O estudo constatou que a taxa de tuberculose nos presídios “chega a ser 30 vezes maior do que a observada na população em liberdade. O risco de morte por caquexia [síndrome complexa e grave associada a cânceres, cardiopatias e Aids] é 1.350% maior entre quem está preso do que na população em geral. A alta letalidade prisional também tem entre suas causas sífilis, insuficiência cardíaca, pneumonia e sepse causada por infecção generalizada”.

Outras causas de morte são devido a lesões causadas por ferimento com arma de fogo ou objetos cortantes/perfurantes, somadas às mortes causadas por estrangulamento e asfixia mecânica. Esse grupo de causas violentas perfaz cerca de 25% dos 112 mil óbitos do período.

A pesquisa também mostrou que “as condições precárias de higiene e de permanência das prisões propiciam a disseminação de enfermidades, como a covid-19”, fenômeno fartamente documentado durante a pandemia.

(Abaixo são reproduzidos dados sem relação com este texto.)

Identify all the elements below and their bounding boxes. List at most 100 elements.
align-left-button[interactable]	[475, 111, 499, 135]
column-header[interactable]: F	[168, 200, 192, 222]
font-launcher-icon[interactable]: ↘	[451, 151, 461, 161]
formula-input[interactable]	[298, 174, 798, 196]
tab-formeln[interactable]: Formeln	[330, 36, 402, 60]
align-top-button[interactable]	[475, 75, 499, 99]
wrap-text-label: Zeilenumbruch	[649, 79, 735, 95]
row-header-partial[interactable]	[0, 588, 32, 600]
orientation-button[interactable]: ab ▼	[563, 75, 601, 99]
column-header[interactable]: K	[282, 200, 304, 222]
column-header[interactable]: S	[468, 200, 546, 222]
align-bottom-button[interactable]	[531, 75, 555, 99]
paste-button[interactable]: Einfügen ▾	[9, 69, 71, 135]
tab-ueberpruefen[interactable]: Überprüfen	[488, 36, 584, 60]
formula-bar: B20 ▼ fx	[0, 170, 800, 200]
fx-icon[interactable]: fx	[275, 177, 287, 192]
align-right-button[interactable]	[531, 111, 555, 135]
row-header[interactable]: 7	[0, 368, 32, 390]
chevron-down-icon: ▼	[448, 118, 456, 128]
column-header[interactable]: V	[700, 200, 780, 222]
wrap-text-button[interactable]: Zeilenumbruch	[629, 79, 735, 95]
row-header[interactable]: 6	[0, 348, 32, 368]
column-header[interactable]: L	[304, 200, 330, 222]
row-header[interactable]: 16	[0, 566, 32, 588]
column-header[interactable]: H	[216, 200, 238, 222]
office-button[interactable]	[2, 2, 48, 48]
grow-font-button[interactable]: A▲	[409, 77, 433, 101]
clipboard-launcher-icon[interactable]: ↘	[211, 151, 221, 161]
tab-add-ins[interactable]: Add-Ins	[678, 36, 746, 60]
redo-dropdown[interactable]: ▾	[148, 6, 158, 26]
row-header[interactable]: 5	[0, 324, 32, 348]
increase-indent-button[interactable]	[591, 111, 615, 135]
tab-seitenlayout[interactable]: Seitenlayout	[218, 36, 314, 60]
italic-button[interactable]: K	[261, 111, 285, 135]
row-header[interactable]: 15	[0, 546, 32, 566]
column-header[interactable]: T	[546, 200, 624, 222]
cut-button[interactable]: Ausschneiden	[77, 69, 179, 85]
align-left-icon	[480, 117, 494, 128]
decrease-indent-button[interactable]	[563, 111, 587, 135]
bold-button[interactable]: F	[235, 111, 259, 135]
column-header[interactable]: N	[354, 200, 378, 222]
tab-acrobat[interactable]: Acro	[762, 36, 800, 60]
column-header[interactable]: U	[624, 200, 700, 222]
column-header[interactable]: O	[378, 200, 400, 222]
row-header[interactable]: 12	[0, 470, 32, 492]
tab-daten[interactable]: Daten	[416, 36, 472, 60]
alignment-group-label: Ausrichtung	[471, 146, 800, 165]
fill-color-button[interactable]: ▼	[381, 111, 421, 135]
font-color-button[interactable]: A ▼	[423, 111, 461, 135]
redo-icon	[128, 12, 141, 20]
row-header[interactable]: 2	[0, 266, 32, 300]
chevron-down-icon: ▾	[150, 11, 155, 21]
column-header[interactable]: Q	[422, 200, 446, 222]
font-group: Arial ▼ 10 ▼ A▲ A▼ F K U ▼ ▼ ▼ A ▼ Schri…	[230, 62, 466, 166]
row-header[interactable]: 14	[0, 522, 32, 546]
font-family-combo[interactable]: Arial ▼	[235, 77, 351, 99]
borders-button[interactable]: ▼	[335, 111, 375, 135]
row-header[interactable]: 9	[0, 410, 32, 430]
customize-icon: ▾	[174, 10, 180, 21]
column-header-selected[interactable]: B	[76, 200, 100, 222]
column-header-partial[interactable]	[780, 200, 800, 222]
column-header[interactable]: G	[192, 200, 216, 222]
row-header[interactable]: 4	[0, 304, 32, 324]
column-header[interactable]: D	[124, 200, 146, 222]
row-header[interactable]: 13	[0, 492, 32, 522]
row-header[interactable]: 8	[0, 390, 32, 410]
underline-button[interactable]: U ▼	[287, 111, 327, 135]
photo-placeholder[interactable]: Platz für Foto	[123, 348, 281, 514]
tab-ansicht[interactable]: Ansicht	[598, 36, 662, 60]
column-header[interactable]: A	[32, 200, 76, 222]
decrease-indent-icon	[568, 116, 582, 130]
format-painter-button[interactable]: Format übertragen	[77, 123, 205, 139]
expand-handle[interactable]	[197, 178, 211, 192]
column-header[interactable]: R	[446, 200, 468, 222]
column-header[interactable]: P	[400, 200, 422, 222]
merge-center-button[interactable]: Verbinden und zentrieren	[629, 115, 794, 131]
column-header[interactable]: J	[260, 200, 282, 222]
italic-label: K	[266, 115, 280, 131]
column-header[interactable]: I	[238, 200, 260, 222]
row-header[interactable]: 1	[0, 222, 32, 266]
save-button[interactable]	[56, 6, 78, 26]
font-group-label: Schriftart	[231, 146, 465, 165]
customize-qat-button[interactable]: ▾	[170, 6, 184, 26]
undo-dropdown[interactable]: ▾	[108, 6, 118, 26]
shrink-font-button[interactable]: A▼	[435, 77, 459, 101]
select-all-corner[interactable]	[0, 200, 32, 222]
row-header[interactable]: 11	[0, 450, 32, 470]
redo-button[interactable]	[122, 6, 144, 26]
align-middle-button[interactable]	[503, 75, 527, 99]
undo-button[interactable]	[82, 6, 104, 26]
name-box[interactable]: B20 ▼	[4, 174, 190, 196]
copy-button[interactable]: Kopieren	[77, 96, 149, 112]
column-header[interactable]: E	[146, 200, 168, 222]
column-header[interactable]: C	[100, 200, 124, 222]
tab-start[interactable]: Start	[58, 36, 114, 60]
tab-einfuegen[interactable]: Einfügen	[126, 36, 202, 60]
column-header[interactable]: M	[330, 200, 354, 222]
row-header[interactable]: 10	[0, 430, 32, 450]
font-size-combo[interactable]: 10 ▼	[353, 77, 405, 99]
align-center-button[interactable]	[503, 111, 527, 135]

Um dado assombrosamente relevante é a expectativa média de vida entre os ex-apenados que retornaram ao convívio social, de apenas 548 dias.

Presídio de Pedrinhas, no Maranhão, lotado. Foto: Agência Brasil

A pesquisa concluiu que “dentro das prisões no Brasil, morre-se muito, sabe-se pouco, registra-se quase nada, praticamente não se responsabiliza, tampouco se repara”.

Isso é perfeitamente compreensível: a imensa maioria da massa carcerária do Brasil é de pessoas pobres, pardas e negras, sem acesso à justiça e sem recursos para contratar advogados com acesso aos tribunais, como Bolsonaro, Collor e poderosos.

Na maioria, cometeram crimes de muito menor gravidade que Bolsonaro e estão presos sem o trânsito em julgado.

São pessoas desprezadas pela sociedade, em especial pelos setores de direita e extrema-direita punitivistas que defendem privilégios para Bolsonaro, o bandido condenado a 27 anos e 3 meses de prisão, enquanto prescrevem a morte nas masmorras para negros, pobres e desvalidos.

Há dezenas de milhares de presos que merecem equiparação de direitos e de tratamento com o Bolsonaro. São brasileiros que precisam ter as condições de execução penal equiparadas às concedidas ao criminoso que chefiou a organização armada para destruir a democracia.

As condições asseguradas pelo STF a Bolsonaro devem, também, ser estendidas a todos apenados do sistema penitenciário brasileiro, muitos dos quais padecem de doenças tão ou mais graves que ele e não gozam de mínimos cuidados médicos.

Afinal, como diz o artigo 5º da Constituição da República, “todos são iguais perante a lei”.